#1 Your job should leave you feeling fulfilled.

  • Many working mothers reassess their job after their first child comes along. We examine our satisfaction at work because it is literally time away from our baby. As we reassess our current job, it is important to be honest about our degree of fulfillment & whether we feel appreciated. A job that is not fulfilling is just a job.
  • The best jobs allow you to use your strengths & unique skills. If you are not heading toward your career goals, then your job is not right for you.
  • Having a mentor at work helps – someone who recognizes your strengths & skills & wants what is best for you. Your mentor can help you think through all your issues.
  • There will always be conflicts at work. If they are minimal, your job will be tolerable. But if conflicts are common, they add STRESS to your work environment (which some of us carry home).
  • Frequent conflicts are a red flag indicating the necessity of your finding a better job for you (and your family). Expect that your becoming a mother will change the way you look at your work.

#2 Your professional development is crucial.

  • Continuing education & adult learning are necessary. They are crucial to your survival as a working mother in your field.
  • After you obtain your degree & a good job, you work your job, mature, & become better with experience.
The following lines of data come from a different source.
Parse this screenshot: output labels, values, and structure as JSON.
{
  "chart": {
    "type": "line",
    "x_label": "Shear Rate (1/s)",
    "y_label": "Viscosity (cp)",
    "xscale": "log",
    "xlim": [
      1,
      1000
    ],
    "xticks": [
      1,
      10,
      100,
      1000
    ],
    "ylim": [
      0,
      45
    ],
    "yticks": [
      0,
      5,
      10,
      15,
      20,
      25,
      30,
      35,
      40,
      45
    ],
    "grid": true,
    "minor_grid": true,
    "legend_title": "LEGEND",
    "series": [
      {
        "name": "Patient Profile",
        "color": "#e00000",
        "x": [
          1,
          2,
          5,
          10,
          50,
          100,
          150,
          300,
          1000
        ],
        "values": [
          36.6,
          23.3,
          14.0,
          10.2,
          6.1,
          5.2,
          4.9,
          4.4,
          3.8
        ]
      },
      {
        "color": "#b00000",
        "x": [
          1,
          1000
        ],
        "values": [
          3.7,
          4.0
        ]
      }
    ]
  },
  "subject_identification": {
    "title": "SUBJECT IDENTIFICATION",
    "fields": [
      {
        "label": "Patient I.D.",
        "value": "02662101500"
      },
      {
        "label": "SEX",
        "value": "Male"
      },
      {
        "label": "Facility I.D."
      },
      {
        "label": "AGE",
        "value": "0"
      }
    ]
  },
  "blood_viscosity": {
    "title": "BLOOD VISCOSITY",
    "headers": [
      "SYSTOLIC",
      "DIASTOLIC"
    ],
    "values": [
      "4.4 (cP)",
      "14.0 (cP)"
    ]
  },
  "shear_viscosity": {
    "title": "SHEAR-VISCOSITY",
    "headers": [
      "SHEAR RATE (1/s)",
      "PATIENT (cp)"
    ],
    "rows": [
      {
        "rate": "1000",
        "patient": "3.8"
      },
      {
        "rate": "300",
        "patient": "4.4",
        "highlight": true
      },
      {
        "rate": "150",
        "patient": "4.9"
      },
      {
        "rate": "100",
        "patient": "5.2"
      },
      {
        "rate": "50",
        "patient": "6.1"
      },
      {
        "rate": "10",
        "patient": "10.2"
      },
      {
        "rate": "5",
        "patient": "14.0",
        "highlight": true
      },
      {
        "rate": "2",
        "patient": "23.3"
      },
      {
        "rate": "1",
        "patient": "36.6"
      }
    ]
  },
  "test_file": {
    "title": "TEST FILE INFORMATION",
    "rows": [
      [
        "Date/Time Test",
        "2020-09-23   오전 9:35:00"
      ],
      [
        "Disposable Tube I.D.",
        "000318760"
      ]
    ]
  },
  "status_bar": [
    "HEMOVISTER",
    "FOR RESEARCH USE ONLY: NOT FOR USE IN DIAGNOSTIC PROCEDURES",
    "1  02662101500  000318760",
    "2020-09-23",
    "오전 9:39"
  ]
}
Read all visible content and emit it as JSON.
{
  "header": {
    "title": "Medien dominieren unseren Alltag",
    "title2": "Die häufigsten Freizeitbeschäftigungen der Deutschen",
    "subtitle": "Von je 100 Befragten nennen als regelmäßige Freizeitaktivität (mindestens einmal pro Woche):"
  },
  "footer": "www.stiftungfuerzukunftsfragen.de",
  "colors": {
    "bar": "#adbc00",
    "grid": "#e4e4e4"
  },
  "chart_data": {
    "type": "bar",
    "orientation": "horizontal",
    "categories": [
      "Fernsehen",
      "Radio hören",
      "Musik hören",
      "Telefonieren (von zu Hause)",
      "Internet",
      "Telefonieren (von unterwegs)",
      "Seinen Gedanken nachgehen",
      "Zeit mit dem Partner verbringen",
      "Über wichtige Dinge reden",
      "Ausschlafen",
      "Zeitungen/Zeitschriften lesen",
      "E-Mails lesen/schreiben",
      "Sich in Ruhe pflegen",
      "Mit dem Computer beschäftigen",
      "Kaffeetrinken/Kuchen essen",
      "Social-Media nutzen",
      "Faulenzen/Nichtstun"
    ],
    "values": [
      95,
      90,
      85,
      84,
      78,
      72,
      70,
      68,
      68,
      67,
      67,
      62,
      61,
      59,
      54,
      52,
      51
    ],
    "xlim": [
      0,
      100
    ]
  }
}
However, your original education & training may become out of date; so you need to stay current.
  • Many of us have jobs that provide reimbursement for on-going education: CME for doctors, CEU for nurses, CLE for lawyers, etc. Always take advantage of these offerings. Feel free to pursue any new skills that interest you (with your boss’ approval, of course).
  • Remember that you are in this for the long haul – twenty-five to thirty years, or more, & your original job may one day begin to feel ordinary.
  • Multidisciplinary projects are extremely valuable for professional growth, for only in that framework will you learn how the “other” sees the same problem. For example, neonatologists & obstetricians view the birth process from entirely different perspectives. This is true in other fields as well. A multidisciplinary approach will broaden your view in any area of work.

#3 Cultivate your work friendships and allies.

  • All working moms need friends. It is simply how we survive being away from our children.
  • Working moms tell stories, compare notes, & talk about our children. It comes naturally to us.
  • The workers under you will respect your ability to reveal something personal about yourself. When you volunteer a story about a challenging situation with your children, that sharing, and vulnerability are appreciated. All working mothers face these challenges.
  • Learning to give positive strokes to others in your workplace is key. When we are kind & outwardly appreciate the work that others do, they notice & respond positively. The best NICU nurses would do anything for me, because they knew that I appreciated, recognized, & needed them!
  • New jobs can bring out the worst in us (at least it did for me many years ago). Once in a new job, I complained about my situation to too many people. Soon enough I became known as critical & difficult to please. That won me few friends & allies. Without friends & allies in that workplace I was miserable for a long time. That was a huge mistake.

#4 At some time, you may need to find a different job.

  • Sometimes we become too unhappy, or we grow too unfulfilled to continue on working where we are. If need be, you can change jobs. It is scary, but you can do it!
  • Once I left the NICU and went to work as medical director of a small HMO. The work was easy & the hours a vast improvement, but what an eye-opening experience that turned out to be (& not in a good way).
  • Once I left academic medicine & entered private practice. That was another shock. In my new practice environment, what other doctors, nurses, & patients (parents) think of you is weighed far more heavily than your academic credentials, your CV, & your research.
  • If you do change jobs, expect that your family will react greatly! A job change to a new city will be huge for your family. Even a simple change in your schedule will affect your children & your partner.
  • Childcare needs will depend on your new schedule. School changes will be needed, & it will take some time for your children to adjust.
  • If you do not like your current job, & you can possibly change it, you should strongly consider doing just that. The long haul that is surviving-as-a-working-mother is difficult enough without your dislike for your job.

#5 Expect trouble from toddlers & teenagers.

  • Wow, toddlers & teenagers always seem to pose additional challenges.
  • They do not mean to create trouble, but those the toddler & teenage phases are hugely important in child development. The goal for these two phases periods is independence – from you!
  • Your personal limits & boundaries must be secure in order to fend off their competing demands with your work.
  • Sometimes toddler problems are so unmanageable that you will want to limit your work. Thankfully, most toddler problems are self-limited, like hitting & kicking, biting, tantrums, & potty-training, etc.
  • Two of my teenage daughters (at different times) manifested such profound problems that I was forced to work part-time in order to spend more time with them & get them the help they needed.
  • While in high school, one had an eating disorder & years later the other skipped school, wrecked cars, got tattoos, & ran around with a bad boy.
  • More than any other time, the problems that teenagers develop will test your endurance as a working mother.